1604 commentary in Kannada

Gaṇitagannaḍi (Mirror of Mathematics) is a commentary in Kannada on Viddṇācārya's Vārșikatantra composed by Śaṅkaranārāyaṇa Joisāru in 1604. Viddṇācārya's Vārșikatantra is a karaṇa text written before 1370 CE.

The book, written in Nandinagari script, is a karaṇa text, that is, a book which explain the various computations in astronomy especially with regard to those related to the preparation of Panchangam-s (calendar). Even though manuscripts of Kannada commentaries of several Sanskrit texts on astronomy like Sūryasiddhānta have been identified, Gaṇitagannaḍi is the first such commentary ever to be translated into English, printed and published. Gaṇitagannaḍi was translated into English by B. S. Shylaja, a scientist associated with Jawaharlal Nehru Planetarium, Bengaluru and Seetharama Javagal and was published in 2021. It was Seetharama Javagal who brought to light the palm leaf manuscript of Gaṇitagannaḍi in his grandfather's collection.
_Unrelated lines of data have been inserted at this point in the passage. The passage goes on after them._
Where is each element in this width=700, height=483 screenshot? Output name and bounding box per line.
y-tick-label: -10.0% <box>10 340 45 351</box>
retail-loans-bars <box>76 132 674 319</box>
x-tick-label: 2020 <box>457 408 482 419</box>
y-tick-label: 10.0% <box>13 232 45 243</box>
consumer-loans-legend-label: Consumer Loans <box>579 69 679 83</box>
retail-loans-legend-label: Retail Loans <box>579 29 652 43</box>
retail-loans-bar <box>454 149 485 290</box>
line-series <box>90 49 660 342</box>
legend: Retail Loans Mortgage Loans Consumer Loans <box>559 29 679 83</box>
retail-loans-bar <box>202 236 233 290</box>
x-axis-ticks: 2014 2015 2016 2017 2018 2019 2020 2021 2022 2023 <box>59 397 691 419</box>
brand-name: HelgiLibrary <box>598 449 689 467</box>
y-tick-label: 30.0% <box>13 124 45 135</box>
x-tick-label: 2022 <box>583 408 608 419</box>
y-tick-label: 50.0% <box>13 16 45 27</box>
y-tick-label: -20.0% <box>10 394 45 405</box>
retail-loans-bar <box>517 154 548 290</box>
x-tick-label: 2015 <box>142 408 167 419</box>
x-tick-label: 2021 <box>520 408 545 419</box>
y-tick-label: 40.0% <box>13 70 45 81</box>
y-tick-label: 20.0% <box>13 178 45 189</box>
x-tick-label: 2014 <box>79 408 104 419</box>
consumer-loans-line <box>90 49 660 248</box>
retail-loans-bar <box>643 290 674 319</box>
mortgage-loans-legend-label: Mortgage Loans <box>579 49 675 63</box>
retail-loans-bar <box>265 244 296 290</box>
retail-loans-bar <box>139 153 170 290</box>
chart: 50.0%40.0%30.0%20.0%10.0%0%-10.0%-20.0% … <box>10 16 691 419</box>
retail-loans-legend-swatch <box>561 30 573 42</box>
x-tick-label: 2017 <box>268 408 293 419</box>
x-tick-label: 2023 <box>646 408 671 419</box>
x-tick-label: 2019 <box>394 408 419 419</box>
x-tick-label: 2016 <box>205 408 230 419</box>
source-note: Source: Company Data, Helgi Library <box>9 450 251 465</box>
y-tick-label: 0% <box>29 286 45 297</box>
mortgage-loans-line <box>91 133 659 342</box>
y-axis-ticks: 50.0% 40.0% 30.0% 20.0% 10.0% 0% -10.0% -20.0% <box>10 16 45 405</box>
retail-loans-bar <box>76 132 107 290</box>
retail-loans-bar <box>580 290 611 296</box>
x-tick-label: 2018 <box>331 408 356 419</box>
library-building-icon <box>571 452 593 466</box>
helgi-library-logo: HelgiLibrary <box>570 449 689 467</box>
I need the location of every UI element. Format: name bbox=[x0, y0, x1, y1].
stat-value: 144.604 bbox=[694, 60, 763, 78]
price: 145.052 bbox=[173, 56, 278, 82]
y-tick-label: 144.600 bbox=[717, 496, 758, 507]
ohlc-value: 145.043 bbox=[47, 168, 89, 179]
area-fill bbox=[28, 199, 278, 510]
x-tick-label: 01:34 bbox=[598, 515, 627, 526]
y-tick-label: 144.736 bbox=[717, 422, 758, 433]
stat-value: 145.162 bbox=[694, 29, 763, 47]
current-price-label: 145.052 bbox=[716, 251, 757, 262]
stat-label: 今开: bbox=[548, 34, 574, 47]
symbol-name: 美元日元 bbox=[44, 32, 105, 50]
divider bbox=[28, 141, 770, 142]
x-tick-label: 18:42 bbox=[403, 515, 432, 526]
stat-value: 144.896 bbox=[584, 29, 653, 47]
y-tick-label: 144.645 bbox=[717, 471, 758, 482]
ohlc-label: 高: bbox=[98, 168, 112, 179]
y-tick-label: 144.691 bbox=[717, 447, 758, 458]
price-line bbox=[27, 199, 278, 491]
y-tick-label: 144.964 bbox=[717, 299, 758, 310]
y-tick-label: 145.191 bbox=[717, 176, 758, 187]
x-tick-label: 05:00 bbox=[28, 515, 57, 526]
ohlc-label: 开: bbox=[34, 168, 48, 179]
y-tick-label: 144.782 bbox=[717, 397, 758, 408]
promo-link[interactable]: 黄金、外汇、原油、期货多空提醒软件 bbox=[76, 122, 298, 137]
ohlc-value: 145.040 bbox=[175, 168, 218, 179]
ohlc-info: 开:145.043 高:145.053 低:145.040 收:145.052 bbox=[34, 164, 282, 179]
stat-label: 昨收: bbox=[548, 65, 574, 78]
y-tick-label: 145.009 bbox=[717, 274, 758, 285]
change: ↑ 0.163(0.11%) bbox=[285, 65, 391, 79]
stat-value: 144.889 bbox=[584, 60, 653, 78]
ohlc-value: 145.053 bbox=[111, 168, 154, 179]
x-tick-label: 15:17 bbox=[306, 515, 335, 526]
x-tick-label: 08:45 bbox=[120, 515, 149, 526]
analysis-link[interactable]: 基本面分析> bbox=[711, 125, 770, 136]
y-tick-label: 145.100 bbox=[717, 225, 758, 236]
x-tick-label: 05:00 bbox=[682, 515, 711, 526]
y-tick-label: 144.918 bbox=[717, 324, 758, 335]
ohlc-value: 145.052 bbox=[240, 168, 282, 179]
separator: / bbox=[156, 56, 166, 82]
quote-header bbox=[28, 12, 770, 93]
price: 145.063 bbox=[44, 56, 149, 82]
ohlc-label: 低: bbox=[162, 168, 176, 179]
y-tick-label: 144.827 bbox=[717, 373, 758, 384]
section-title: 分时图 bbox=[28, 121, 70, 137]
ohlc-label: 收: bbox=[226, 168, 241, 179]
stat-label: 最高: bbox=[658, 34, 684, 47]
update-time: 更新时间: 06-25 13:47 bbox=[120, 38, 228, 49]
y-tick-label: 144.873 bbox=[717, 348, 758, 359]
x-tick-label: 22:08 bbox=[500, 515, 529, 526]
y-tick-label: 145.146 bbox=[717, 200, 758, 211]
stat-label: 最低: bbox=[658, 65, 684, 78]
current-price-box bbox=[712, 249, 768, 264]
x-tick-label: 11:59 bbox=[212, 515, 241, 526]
The most important specialty of the book from an astronomical point of view is that, "in the third chapter (Chāyāddhāya). all the computations are based on a single parameter, namely the shadow length. Other quantities are based on Dyu-nishardha-Karna, to be obtained daily. This includes vishuvat-karna and vishuvatchaya. This clearly demonstrates the importance of actual observations. These traditional astronomers always advocated drig-ganita-aikya (that is, the concordance between observation and computation)."

==Outline of the book==

The first chapter of the book deals with the procedure for getting kalidina, starting from the kalivarsa count, and the method for getting the mean positions for planets. The second chapter provides the method for deriving the true positions of all planets, perigees and the nodes. The third chapter describes the procedures of tripraśnādhikāra in Sūryasiddhānta. The fourth chapter is devoted to eclipses. The fifth chapter describes a graphical method for obtaining the timings, magnitudes, and points of ingress. The next three chapters are very brief. The last chapter describes the determination of the elevation of the cusps of the crescent moon.